A video grab shows smoke billowing from the area on November 30 after the deadly NATO attack in the Pakistan-Afghanistan border area.

A video grab shows smoke billowing from the area on November 30 after the deadly NATO attack in the Pakistan-Afghanistan border area.

The Pakistani military has given clearance for commanders in areas along the border with Afghanistan to return fire if they are attacked.

The move comes in response to a NATO attack on Pakistani military posts near the Afghan border on November 26 that killed 24 Pakistani soldiers.

The deaths of the soliders sparked widespread outrage in Pakistan against NATO and the United States, but also raised questions about the failure of the Pakistani military to respond to attacks that Pakistani authorities say lasted some two hours.
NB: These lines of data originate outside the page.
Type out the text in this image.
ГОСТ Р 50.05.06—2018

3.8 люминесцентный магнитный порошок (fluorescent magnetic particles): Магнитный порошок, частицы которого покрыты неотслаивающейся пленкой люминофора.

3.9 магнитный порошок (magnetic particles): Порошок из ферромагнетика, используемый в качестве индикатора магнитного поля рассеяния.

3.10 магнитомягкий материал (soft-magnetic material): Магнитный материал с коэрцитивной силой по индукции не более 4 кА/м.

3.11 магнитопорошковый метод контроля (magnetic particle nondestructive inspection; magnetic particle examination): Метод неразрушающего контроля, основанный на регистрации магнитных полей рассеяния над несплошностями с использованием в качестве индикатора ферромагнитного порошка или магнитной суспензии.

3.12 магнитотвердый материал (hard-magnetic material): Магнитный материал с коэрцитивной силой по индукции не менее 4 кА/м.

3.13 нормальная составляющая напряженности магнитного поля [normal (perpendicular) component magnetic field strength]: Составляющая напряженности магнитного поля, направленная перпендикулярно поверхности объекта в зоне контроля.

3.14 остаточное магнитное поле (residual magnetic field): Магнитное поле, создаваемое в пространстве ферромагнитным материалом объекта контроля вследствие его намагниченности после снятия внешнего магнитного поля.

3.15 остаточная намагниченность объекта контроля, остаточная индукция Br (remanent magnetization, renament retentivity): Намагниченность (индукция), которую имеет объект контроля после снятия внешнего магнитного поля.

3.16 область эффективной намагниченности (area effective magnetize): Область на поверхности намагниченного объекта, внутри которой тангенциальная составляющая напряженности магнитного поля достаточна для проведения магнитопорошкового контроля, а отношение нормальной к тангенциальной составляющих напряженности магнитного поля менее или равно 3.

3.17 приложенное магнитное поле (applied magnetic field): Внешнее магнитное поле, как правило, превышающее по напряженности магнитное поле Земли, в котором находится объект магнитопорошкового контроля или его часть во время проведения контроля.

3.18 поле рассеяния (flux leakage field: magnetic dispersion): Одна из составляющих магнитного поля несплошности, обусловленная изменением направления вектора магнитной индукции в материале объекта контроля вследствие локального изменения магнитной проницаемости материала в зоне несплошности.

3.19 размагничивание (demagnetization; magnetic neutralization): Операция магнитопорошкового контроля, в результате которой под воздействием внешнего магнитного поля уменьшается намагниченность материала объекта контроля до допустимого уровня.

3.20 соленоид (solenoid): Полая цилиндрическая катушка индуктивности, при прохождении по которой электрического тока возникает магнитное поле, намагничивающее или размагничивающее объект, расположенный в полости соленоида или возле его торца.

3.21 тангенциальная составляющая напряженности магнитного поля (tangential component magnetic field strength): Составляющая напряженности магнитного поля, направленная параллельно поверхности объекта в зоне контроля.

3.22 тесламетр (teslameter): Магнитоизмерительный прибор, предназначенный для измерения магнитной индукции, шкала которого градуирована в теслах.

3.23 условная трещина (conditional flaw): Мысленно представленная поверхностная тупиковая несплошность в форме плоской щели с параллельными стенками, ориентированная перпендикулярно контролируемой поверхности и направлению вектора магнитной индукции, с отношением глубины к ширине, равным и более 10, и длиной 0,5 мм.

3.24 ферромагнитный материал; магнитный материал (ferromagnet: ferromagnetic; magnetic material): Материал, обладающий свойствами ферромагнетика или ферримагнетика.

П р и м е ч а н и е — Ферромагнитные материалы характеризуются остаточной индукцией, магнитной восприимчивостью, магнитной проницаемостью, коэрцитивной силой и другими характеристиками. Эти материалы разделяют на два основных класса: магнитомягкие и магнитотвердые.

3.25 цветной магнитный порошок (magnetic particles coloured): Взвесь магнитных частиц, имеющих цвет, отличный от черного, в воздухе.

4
A statement from the Pakistani military released on December 2 blamed a "breakdown of communication" and confusion at "various levels" for the lack of response.

Pakistan's chief of army staff, Ashfaq Kayani, said in a message to military commanders that "in case of attack, you have complete liberty to respond forcefully using all available resources, you do not need permission for this."

U.S. and NATO officials have expressed their condolences to the families of those killed in the attack but stopped short of giving official apologies until an investigation into the incident is completed.

A report in the "Wall Street Journal" quoted unnamed U.S. officials who said initial debriefings suggested the Pakistani side in a joint Afghan-Pakistani-NATO monitoring system for the border region had given the go-ahead for the air strike, unaware that their own forces were in the area.